Ole’: Boldi e Salemme in gita in Spagna

Il nuovo film dei fratelli Vanzina, in bilico tra trasgressione e perbenismo

 

PalcoscenicoMadrid, Valencia, Siviglia, Ibiza e Formentera: sono queste le tappe di “Olé”, al Seven, film diretto da Carlo Vanzina e sceneggiato dal fratello Enrico. Si tratta di un viaggio, in agosto, di una scolaresca del Liceo Classico ”Giuseppe Verdi” di Milano. A capitanare il gruppo sono due insegnanti: quello di matematica (Massimo Boldi) e il professore di Lettere (Vincenzo Salemme). La comitiva incontra un’altra classe: si tratta di studenti americani guidati dall’insegnate di Educazione Fisica, Daryl Hannah.Gli studenti italiani e quelli americani s’incrociano spesso nel loro itinerario: ciò offre il destro a simpatie tra allievi e ad amori tra insegnanti fino al matrimonio, a Venezia, tra Boldi e Hannah.

 

Quest’ultima è una vedova sentimentalona che s’innamora dell’anziano collega italiano perché assomiglia al marito morto. Il film è allo stesso tempo facilone (troppe coincidenze nella sceneggiatura e intermezzi farseschi) e riflessivo (si pensi allo spazio dedicato alla timidezza maschile o alla cialtroneria nel rapporto con l’altro sesso). La comicità, a metà tra il riserbo milanese e la sfacciataggine napoletana, è a corrente alternata: in parte si basa sulla sfrontatezza, in parte sulla dabbenaggine. Massimo Boldi si è ritirato dalle sue precedenti esperienze comiche perché, a suo avviso, i film di Natale avevano spinto un po’ troppo sul pedale della volgarità. Qui il massimo di ”sgradevolezza” si raggiunge nella scena della puntura interrotta dalla telefonata quando Salemme lascia l’ago nel deretano di Boldi per rispondere al telefono. Quanto alla castigatezza del film si pensi ai pudichi incontri di Natalia Estrada con il cugino del re: i due amanti, sotto le coltri, sono stranamente ben coperti. I loro amplessi, poi, sul più bello s’interrompono perché l’uomo ha da ottemperare a questa o a quell’altra incombenza ufficiale.

 

Il massimo della disinibizione la realizza Enzo Salvi, nei panni del “coatto romano” volgarissimo, ignorante, viriloide ma, anche, padre affezionato. Forse il film vuole contemperare troppe esigenze: la trasgressione e il perbenismo, la disinvoltura e l’impaccio. Del resto questi nostri prodotti nostrani natalizi (cinematografici e televisivi a un tempo) sono dosati col bilancino: tanto di Nord, tanto di Sud, un pizzico di divismo americano, una bella spruzzata di comicità e di dialetti (compresa la comparsata di una volgarotta che si definisce “di Monopoli”).Il tutto condito con una “salsa” musicale di motivi recenti di successo come “Me voy” di Julieta Venegas e “La camisa negra” di Juanes: ma non può mancare “Torero” di Renato Carosone visto l’argomento spagnolesco.

 

Un’altra componente inedita rispetto a quelli che vengono, con un neologismo, definiti “cinepanettoni”è, in questo film, l’onirismo: nella sua frustrata affettività Archimede Formigoni (Boldi) si abbandona a sogni e a incubi. “Olé” si apre con il matematico che sogna di trovarsi in un’arena dove finisce per essere incornato da un toro proprio in quella zona dove, a causa della sua allergia all’aglio, gli verranno fatte delle iniezioni.
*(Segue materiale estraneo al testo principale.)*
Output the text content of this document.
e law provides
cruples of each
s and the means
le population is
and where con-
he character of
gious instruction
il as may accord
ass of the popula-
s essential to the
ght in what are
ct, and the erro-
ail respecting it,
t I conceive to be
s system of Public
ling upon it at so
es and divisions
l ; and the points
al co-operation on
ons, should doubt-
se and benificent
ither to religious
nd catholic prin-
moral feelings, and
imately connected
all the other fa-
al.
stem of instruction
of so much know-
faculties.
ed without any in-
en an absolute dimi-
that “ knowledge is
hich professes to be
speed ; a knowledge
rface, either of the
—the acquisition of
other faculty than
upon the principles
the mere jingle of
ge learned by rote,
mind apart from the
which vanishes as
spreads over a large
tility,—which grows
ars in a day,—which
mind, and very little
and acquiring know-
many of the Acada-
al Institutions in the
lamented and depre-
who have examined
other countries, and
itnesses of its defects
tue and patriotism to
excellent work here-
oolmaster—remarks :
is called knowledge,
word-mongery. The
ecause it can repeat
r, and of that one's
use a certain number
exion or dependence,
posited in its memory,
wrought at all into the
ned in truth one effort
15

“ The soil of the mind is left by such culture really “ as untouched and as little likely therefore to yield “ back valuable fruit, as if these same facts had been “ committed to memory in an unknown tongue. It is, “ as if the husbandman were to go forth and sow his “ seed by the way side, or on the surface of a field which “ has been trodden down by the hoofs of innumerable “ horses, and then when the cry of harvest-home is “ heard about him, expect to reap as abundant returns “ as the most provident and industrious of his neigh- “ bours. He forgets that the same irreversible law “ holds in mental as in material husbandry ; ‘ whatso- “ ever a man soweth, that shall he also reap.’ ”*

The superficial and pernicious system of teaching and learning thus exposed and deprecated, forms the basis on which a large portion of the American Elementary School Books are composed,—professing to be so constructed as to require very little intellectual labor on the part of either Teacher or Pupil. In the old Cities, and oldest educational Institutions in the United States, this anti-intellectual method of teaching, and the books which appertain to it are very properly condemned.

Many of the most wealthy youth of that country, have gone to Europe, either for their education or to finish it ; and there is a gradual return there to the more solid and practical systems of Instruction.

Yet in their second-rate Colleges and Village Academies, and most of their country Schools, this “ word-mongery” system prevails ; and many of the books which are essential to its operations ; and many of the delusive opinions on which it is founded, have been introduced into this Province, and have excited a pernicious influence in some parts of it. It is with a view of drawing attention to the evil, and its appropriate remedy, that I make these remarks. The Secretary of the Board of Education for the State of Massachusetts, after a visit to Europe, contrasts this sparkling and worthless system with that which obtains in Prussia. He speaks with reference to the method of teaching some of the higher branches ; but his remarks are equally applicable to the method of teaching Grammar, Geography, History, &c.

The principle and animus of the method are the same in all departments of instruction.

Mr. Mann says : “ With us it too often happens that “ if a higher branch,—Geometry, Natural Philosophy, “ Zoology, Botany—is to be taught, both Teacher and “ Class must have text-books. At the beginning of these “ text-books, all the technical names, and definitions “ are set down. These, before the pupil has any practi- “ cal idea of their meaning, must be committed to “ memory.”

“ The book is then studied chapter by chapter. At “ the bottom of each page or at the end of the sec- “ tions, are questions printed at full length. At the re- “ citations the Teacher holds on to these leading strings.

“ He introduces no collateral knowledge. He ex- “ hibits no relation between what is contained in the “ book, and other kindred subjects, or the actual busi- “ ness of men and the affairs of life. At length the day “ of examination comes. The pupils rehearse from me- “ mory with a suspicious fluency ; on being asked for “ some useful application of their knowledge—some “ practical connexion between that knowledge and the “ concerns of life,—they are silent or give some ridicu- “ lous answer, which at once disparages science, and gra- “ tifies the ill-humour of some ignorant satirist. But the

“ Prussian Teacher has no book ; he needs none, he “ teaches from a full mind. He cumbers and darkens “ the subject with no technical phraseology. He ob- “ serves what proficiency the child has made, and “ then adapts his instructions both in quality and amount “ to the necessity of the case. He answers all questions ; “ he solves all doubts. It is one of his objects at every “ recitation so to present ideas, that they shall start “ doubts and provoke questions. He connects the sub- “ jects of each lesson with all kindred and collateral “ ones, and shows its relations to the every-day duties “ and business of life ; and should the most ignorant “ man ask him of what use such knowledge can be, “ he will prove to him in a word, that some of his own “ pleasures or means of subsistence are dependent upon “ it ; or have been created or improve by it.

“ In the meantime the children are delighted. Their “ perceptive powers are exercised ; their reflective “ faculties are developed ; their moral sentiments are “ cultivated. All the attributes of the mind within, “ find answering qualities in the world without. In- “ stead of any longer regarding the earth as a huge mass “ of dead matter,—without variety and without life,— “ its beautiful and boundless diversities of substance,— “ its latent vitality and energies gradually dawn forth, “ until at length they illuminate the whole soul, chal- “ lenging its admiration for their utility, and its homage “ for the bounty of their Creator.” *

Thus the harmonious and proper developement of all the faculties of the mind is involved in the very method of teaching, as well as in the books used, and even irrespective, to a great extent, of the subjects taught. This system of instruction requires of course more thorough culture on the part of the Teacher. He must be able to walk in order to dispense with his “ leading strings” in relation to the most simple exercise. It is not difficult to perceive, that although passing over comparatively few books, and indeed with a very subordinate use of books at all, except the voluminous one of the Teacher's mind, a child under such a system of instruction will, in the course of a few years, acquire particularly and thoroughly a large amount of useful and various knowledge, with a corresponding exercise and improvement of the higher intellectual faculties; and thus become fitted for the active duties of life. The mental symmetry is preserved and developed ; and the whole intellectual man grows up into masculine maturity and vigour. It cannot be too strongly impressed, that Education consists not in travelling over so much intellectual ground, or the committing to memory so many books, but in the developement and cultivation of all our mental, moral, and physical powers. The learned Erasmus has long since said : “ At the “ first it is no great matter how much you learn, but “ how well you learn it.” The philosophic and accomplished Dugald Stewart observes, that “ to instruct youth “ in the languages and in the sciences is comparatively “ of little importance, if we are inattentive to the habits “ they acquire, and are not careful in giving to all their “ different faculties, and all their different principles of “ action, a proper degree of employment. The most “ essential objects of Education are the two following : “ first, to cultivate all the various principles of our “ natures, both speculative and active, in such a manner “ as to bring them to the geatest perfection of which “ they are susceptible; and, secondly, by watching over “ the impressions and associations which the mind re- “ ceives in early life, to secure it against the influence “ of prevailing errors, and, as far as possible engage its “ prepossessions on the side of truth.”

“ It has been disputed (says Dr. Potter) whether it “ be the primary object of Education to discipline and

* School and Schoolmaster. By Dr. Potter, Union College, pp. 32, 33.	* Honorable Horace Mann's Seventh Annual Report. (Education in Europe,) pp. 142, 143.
La parte più persuasiva (alla Avati), ma forse la più ostica al pubblico facile che affolla le sale in questo periodo, è quella del privato dell’insegnante di matematica e delle due sorelle (Gina Una e Gina Due) con cui trascorre vacanze e vita di ogni giorno. Fino a quel fatidico momento della chiamata improvvisa del preside che ha bisogno di lui per sostituire una collega infortunata all’inizio del viaggio nella penisola iberica. Qui scatta il meccanismo dell’identificazione: il colpo di fortuna (il sognato viaggio in Spagna che culminerà nell’innamoramento e nel matrimonio). Il resto funge da diversivo e ostacolo a questo finale: soprattutto, il rivale in amore del protagonista, un estroverso Vincenzo Salemme che si rivelerà un millantatore (si vanta di conquiste mai realizzate). Anche se la scena dell’ingestione involontaria di Viagra con il membro che funge da attaccapanni per il cappello che deve nascondere l’erezione, nel suo carattere grottesco, indica una direzione che, a causa del perbenismo e dell’esigenza di una maggiore “pulizia”, il film non ha voluto prendere.